Republican Senators are pushing back against efforts to regulate climate risk, warning of “mission creep” at the Federal Reserve and Securities and Exchange Commission (SEC), as red state Texas considers new rules to force public funds to divest companies with energy-related exclusions.
The moves suggest that, despite the speed of ESG-related rulemaking under the new Democractic Biden Administration, the US remains split along party lines.
Yesterday, the US Senate Committee on Banking, Housing and Urban Affairs held its first-ever hearing on climate risk, with its Chair, Democratic Senator Sherrod Brown, warning: “We know far too little about how much climate-related risk is sitting on the books of banks and insurance companies. It’s not a surprise that Wall Street is trying to hide just how heavily they’ve invested in corporate polluters.”
Formal witnesses such as Marilyn Waite, a Climate and Clean Energy Finance Programme Officer at the William and Flora Hewlett Foundation, called for mandatory climate change disclosure, while others such as John Cochrane, a Senior Fellow at the Hoover Institution, said “climate change is an important challenge, but it poses no measurable risk to the financial system”.
In their representation, the Senate Banking GOP, representing Republican members, warned of “mission creep” by US Agencies. The Fed has recently stepped up on climate risk, creating the Supervision Climate Committee and mooting climate scenario analysis, and the Department of Labor (DOL) last week confirmed it would not enforce Trump-era ESG rules requiring workplace pensions to solely consider financial factors when selecting plan investments or casting proxy votes. Earlier this month, the SEC created the Climate and ESG Taskforce, and just yesterday, fellow US regulator the Commodity Futures Trading Commission established the Climate Risk Unit.

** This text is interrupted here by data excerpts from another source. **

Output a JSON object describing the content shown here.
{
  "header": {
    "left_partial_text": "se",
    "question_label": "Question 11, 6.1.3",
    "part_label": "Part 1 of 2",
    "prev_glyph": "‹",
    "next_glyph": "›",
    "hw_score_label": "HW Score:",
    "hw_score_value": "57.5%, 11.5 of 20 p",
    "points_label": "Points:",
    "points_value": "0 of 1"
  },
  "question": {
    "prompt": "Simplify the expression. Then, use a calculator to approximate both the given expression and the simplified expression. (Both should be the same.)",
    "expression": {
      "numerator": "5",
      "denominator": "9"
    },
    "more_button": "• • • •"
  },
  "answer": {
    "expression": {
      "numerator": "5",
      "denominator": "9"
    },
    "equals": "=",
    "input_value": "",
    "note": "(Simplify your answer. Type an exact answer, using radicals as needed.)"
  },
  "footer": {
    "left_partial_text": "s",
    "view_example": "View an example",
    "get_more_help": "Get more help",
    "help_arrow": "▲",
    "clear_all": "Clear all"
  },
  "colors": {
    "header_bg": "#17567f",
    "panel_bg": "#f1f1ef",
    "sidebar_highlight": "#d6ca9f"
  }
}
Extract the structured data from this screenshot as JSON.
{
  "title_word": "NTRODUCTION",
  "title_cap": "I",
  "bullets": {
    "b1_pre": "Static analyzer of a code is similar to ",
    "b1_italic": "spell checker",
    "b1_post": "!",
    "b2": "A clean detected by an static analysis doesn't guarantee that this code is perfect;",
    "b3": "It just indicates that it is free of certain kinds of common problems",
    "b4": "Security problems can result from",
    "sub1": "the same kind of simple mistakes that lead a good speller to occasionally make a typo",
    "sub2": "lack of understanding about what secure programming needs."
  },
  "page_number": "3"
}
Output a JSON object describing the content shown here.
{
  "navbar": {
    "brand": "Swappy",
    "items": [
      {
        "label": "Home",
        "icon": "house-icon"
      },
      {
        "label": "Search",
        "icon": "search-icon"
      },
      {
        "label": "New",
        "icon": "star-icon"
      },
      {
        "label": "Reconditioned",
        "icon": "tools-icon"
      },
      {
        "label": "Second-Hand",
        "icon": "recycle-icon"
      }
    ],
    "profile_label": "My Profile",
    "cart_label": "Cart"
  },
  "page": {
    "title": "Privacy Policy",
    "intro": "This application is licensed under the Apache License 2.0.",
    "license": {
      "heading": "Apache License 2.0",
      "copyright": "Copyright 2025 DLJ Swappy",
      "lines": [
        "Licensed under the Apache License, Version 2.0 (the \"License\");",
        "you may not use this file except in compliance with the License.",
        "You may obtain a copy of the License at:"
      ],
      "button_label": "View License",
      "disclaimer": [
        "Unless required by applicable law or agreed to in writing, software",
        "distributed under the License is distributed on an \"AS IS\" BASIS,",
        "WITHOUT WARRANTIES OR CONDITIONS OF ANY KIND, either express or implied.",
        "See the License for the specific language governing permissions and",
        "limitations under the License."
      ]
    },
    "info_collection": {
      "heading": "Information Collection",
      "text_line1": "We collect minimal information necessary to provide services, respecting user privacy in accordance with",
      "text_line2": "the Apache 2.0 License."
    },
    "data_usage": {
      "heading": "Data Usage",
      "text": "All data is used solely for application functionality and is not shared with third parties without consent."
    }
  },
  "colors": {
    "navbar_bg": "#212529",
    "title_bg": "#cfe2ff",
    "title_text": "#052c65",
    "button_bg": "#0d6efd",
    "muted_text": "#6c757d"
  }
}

Yesterday, the Senate Banking GOP also sent letters to the Federal Reserve and Department of Labor.
In a letter to Fed Chair Jay Powell, the members wrote: “We question both the purpose and efficacy of climate-related banking regulation and scenario analysis, especially because the Federal Reserve lacks jurisdiction over and expertise in environmental matters.”
In another letter to Acting DOL Secretary Al Stewart, they said: “DOL’s decision to not enforce rules that protect the retirement savings of American workers is particularly concerning because it reportedly came after Wall Street asset managers lobbied the incoming Biden administration for this outcome. Asset managers that sell ESG funds – which ‘are a growing profit center for asset managers’ – stand to benefit from DOL’s decision.”
The pushback from Republicans comes as Republican-controlled state Texas considers a bill that would require state pension plans and investment funds to stop investing in companies that “boycott energy companies”.
Senate Bill 13, introduced yesterday by Republican state Senator Brian Birdwell, calls for the state’s comptroller to “prepare and maintain, and provide to each state governmental entity, a list of all companies that boycott energy companies.”
The funds cited in the bill include the $155.2bn Texas Teacher Retirement System and the $116m Texas Emergency Services Retirement System.
Other Republican-controlled oil and gas states such as Alaska and North Dakota are also reportedly considering similar legislation to make state funds cut ties with companies excluding fossil fuels.
The North Dakota bill would require a study into how the state could completely divest from companies that boycott energy or commodity investments is based on model legislation developed by the Texas Public Policy Foundation. The foundation is reportedly pushing for similar legislation in Alaska, Indiana, Kentucky, Pennsylvania, Oklahoma and West Virginia.
In January, federal regulator the Office of the Comptroller of the Currency announced it was stalling the implementation of the ‘fair access’ rule – a controversial plan to stop US banks from introducing exclusion policies for sectors including fossil fuels. The rule will be assessed as part of a broader review of climate-related policies by the Biden Administration.